Well, why not? Any function of frequency can also be expressed as a function of something that is related to frequency. You could, for instance, equate a function of $\log\omega$ to the FT. As I understand from the Wikipedia article, LTI engineers find it convenient to use something called a Z-transform, related to Laplace and Fourier transforms, probably because in a discrete time system it just becomes a power series in z. The relationship is z = $e^{j\omega}$, so since they're in the habit of writing their Z-transform as H(z), they find it convenient, when they're thinking in terms of frequency response, to express the FT as $H(e^{j\omega})$ instead of the more usual $H(\omega)$. Maybe there's a fundamental reason for doing it that way, or maybe they're just used to it. I would bet on the latter.

9. Jul 10, 2011

### EngWiPy

You are right, in digital signal processing z-transform is used frequently, which is basically a generalization of the Fourier transform of a discrete signal.
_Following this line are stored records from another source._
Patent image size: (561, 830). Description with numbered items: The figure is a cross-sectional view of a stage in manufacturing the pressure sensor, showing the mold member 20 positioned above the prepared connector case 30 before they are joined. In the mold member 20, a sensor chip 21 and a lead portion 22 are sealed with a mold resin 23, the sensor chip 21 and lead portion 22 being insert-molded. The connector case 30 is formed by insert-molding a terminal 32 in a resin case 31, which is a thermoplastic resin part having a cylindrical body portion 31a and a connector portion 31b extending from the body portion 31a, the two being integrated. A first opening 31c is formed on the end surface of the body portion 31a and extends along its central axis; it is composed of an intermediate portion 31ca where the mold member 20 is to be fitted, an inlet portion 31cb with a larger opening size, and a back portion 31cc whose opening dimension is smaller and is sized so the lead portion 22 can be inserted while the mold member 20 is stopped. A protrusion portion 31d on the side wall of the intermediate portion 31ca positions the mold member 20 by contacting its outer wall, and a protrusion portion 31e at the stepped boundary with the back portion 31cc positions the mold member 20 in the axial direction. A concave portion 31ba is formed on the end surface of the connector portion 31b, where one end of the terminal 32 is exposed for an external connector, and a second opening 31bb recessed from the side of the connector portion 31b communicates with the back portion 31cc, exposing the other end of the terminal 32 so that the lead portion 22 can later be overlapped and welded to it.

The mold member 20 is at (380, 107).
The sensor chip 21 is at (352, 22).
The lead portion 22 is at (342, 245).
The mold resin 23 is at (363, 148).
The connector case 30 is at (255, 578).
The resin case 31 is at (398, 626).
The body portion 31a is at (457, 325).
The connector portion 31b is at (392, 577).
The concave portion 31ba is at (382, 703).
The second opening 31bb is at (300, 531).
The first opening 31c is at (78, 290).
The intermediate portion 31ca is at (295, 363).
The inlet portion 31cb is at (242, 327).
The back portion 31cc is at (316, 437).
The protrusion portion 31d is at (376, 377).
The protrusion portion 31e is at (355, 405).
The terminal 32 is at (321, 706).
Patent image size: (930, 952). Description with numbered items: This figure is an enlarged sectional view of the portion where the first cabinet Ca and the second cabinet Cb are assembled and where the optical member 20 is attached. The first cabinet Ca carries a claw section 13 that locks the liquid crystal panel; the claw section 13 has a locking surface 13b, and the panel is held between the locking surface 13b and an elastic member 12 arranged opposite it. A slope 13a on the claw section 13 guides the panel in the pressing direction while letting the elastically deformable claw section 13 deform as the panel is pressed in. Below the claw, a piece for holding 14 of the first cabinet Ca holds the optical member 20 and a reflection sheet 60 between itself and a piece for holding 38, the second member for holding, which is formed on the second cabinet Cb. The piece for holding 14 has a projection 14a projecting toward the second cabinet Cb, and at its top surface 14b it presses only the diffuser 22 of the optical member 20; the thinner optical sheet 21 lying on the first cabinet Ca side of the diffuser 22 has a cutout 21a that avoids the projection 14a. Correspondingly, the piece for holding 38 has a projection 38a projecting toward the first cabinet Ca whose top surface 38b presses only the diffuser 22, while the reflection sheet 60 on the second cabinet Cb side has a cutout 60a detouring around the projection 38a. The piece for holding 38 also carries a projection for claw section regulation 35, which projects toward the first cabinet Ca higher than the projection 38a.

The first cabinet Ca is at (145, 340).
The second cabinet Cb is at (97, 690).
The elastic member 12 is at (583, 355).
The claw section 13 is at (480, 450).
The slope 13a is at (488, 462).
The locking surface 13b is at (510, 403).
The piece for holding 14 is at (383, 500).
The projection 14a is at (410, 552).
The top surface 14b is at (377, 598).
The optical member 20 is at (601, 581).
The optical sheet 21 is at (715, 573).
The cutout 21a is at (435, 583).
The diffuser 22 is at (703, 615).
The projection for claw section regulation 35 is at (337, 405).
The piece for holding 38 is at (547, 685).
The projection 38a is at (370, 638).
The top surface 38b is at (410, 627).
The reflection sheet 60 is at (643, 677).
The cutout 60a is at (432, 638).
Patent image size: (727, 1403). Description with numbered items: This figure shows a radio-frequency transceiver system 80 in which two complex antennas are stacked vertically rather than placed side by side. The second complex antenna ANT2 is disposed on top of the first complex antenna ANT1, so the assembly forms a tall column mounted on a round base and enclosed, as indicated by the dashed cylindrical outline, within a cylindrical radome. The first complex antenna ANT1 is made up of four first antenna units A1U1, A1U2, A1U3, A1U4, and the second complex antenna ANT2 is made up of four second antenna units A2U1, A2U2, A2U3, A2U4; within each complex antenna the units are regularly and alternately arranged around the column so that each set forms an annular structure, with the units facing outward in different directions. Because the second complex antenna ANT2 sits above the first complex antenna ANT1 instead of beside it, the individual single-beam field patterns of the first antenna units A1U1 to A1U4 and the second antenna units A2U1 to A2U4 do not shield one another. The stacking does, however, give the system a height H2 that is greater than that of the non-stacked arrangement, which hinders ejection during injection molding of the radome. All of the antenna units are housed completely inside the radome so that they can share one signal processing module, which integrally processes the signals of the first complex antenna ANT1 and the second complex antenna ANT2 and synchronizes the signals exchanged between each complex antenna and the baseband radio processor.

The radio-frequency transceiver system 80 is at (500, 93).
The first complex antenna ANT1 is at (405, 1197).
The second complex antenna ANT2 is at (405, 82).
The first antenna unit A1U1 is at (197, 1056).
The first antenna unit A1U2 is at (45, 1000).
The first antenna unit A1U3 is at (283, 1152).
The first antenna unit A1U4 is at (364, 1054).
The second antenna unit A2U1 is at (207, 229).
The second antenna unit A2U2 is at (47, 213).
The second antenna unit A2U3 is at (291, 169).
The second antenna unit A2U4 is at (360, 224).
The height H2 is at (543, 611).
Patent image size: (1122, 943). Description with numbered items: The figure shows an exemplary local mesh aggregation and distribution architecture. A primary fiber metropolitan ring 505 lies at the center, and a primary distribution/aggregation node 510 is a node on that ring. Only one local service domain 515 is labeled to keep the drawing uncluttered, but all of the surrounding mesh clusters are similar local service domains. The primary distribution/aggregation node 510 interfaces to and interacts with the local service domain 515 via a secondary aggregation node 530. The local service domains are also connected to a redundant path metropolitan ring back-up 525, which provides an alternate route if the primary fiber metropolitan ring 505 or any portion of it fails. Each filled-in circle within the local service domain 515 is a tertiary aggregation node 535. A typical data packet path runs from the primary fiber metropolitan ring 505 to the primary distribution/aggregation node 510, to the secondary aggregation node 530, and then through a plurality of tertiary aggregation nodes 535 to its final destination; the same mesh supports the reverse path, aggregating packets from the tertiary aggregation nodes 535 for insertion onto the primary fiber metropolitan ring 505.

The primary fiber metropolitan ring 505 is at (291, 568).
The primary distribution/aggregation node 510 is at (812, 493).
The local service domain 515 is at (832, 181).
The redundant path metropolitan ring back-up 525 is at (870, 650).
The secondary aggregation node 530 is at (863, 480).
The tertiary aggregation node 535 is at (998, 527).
In particular, z-transform reduces to Fourier transform on the unit circle on the complex plan, i.e.: |z|=1, where z=|z|exp(jA).

why does the Fourier transform for some discrete signals yield a continuous function, while in DFT it yields a sequence?

10. Jul 10, 2011

### pmsrw3

The FT on a finite domain, or of a periodic function on an infinite domain, yields a series. The FT of an aperiodic function on a infinite domain yields a continuous function.

11. Jul 10, 2011

### pwsnafu

The "why" question can only answered in a course on locally compact abelian groups (which includes the real numbers, the integers, the unit circle and roots of unity as special cases).

The Pontryagin duality theorem states: the dual of a compact abelian group is a discrete abelian group. And vice-versa. This means that if the domain of f is a compact abelian group (ie f is periodic), then the Fourier transform of f is defined on a discrete group (ie series).

Now with the DFT, the domain of f is both compact and discrete, so applying the theorem twice we get the transform is also compact and discrete (ie finite series).